Traditionally, this sort of multi-million dollar buyout is associated with services such as OnLive, which was bought out in its entirety and shut down by Sony merely to obtain a minor patent on remotely accessed PC’s for a single use. Robert California, Senior Technical Advisor of Amazon went on to state that the landmark sale of a company with only one successful title was “only a big deal if you make it” and twice appeared confused with the questions regarding CCP Games’ game, EVE ONLINE.

“I don’t know anything about that,” Robert was quoted as saying. “All I know is the bots we were shown are so good that we couldn’t tell the difference between real people and bots. We just had to have it.” This caused a minor uproar among the press, but only among the few that actually knew the game itself.

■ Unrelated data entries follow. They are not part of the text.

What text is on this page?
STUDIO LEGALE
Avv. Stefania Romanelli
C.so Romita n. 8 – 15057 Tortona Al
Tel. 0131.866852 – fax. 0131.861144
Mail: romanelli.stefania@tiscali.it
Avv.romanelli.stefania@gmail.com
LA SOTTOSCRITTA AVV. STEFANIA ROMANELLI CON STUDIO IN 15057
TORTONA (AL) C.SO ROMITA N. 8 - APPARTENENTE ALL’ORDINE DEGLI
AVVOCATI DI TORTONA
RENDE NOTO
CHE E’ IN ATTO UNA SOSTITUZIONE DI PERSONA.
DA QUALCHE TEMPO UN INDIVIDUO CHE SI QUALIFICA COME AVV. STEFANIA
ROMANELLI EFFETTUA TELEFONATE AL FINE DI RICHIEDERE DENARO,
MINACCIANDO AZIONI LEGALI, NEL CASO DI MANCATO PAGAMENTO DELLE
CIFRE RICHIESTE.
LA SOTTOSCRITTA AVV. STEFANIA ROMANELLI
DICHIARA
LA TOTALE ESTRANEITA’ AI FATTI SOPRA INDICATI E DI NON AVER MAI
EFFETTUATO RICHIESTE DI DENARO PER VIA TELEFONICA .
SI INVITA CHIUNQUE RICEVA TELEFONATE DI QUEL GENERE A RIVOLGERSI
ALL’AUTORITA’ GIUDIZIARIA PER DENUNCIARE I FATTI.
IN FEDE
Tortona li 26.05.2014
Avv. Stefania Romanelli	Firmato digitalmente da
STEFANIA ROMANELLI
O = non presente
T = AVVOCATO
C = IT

Considered a niche title, the inner workings of EVE ONLINE are wildly complex on their own.

Regardless, Mr. California had little to say about the property that Amazon was to establish full control over. When asked about availability of EVE on gaming services such as Amazon’s, he simply shook his head, and shrugged. “Again I don’t know anything about that, we just want the bots. We’ll probably just shut [the game] down or something.” As for the patents Amazon obtained: “it’s a legal issue and saves millions in potential lawsuits, cuts the patent trolls out early, and establishes a beachhead for the coming robotics revolution.” Acknowledging Amazon’s push towards full automation of its workforce is a rare but relatively well known part of their business model.

At the time of writing, Amazon has already been hit with two lawsuits: One from an imaginary company called “red frog” which claims its automation is a “trade secret”, and is demanding damages as well as “their fair share of the sale.” The other suit is merely a class action filing against Amazon/CCP with claims that players who “own or rent” digital space are entitled to compensation for losses with the sale potentially limiting their automation abilities within “null sec” (player owned space). CCP argues that at no time did they imply or agree that the digital space was actually owned by anyone other than CCP itself. This raises legal questions as to just who owns made up fantasyland and just what is ownership of international space.

Experts agree that, should CCP win and declare all of space already owned by them and the act of claiming space is merely “leasing”, it opens the door for commercialization of space in ways that international oversight didn’t foresee.

We reached out to CCP for comment, though with the possibility of a multi million cash-out for the closeted developer, he seems to be making no real attempts at work. He did state that he would “put up a big ass billboard in space or something” if CCP should win the lawsuit in their favor.